What should a court do about this? Justice Breyer concludes his dissent by saying (at 18) that "I believe it important that courts interpreting statutes make significant efforts to allow the provisions of congressional statutes to function in the ways that ... the elected branches of Government likely intended and for which it can be held democratically accountable."
That's a sentiment it's hard to disagree with, but there is something to be said on the other side of this case as well. A law's intentions should be ascertainable from its words, many would argue, or at least from its words as interpreted by clear and established principles of interpretation. One might maintain that reliance on evidence of legislative intentions as revealed in the history of the law's consideration could be one of those principles -- but again many would respond that intentions not embodied in the statute's words are too often obscure, and too subject to manipulation by judges tempted to impute their own ideas to Congress, to be safely relied upon.
Debates like this have been an important part of judges' work over recent decades, and sometimes have been intense. My impression is that today in the U.S., this war is largely over. All judges of the U.S. Supreme Court pay a great deal of attention to the words of statutes today, and to the technical tools of statutory interpretation. There remain disagreements about how far to depart from these methods, but they are more on the margins than at the core.

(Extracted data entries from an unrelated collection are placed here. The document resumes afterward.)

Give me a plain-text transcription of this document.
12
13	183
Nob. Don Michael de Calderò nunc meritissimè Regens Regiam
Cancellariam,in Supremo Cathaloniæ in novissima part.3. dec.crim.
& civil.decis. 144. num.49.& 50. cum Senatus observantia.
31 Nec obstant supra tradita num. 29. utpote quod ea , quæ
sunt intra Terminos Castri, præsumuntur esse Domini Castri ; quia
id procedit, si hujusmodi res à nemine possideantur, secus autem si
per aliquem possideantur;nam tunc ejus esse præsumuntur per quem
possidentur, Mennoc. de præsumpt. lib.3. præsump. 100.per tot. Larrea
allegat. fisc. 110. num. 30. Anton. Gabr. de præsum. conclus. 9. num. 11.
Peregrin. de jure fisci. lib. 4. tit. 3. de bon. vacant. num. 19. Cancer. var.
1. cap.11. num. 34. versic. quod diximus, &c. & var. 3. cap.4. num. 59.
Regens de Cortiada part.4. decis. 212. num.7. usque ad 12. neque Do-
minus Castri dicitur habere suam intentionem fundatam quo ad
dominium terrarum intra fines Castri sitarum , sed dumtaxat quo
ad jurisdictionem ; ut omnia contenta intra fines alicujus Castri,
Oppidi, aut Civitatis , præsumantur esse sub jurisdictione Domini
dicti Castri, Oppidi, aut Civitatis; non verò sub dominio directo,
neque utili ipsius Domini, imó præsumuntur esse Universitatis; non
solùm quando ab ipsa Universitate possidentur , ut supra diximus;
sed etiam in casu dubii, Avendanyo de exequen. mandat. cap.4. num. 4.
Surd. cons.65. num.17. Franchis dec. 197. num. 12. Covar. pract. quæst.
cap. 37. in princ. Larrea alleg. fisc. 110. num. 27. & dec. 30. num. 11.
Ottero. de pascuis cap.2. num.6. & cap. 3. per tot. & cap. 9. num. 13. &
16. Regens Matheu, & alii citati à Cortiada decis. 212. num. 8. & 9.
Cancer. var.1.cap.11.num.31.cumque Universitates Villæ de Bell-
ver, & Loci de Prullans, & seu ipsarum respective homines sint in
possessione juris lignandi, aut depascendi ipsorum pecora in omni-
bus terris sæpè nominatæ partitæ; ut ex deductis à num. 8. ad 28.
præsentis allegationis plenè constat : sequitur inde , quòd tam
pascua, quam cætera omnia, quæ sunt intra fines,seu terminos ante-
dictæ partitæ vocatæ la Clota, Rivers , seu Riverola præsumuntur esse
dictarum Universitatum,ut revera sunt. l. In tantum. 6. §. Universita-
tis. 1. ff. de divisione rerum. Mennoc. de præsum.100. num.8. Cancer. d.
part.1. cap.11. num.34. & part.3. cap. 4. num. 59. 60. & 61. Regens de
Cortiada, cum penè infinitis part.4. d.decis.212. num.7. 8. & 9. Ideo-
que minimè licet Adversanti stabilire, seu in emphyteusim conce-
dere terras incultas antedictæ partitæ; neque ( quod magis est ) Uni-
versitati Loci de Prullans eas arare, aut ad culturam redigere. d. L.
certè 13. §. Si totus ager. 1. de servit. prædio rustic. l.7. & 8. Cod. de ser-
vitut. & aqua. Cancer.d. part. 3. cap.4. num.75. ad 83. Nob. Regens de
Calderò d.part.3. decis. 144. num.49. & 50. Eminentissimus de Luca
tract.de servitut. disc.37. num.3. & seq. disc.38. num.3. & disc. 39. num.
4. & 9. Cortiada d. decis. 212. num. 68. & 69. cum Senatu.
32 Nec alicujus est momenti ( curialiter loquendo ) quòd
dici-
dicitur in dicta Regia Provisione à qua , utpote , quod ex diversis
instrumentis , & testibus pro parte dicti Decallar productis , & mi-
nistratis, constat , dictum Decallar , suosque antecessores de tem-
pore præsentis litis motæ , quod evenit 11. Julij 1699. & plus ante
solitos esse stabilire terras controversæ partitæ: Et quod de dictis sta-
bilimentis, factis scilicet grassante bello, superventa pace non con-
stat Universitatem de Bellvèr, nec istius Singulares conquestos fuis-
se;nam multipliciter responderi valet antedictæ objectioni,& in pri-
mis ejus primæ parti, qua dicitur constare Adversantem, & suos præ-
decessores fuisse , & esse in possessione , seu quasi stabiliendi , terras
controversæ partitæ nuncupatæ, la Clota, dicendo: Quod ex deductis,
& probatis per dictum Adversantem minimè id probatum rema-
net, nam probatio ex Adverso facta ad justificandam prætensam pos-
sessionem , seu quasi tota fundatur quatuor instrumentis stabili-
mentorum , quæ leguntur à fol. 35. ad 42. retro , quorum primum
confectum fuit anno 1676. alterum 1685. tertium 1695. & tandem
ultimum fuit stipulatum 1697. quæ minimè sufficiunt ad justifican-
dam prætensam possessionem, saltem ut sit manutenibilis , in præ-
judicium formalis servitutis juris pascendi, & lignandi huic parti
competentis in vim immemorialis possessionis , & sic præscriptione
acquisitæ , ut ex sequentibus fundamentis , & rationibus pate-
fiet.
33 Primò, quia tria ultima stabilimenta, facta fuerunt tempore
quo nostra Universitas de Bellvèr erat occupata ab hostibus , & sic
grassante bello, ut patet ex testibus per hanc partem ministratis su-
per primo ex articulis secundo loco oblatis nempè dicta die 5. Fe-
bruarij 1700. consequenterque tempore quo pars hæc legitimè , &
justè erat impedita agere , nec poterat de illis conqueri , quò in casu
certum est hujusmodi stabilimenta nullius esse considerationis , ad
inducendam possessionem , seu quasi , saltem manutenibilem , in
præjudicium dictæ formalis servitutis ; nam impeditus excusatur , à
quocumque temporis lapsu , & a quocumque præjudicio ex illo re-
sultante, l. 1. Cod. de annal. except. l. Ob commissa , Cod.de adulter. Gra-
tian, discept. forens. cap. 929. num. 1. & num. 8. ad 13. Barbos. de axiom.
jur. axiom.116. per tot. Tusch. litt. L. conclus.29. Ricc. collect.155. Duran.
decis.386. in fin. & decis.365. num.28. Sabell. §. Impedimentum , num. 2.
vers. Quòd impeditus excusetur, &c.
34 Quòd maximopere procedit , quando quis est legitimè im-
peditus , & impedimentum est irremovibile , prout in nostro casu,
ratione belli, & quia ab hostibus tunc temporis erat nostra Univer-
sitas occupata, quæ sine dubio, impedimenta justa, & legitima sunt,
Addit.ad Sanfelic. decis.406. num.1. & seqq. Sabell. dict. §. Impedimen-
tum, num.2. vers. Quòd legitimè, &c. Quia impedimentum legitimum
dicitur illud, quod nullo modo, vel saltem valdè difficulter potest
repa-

Within this comparative consensus, or at least truce, the Hall case is an outlier: a case where the goals of fidelity to legislative language and to legislative intention are more or less inescapably opposed. I would favor Breyer's side of the argument, but my main point is that these two central commitments -- to language and intention -- both have valid claims upon us. Indeed, the majority opinion is written by Justice Sotomayor, who more often is aligned with Justice Breyer in opposing the views of the more conservative members of the Court. And because statutory interpretation turns on such fundamental commitments, it actually does matter to all of us.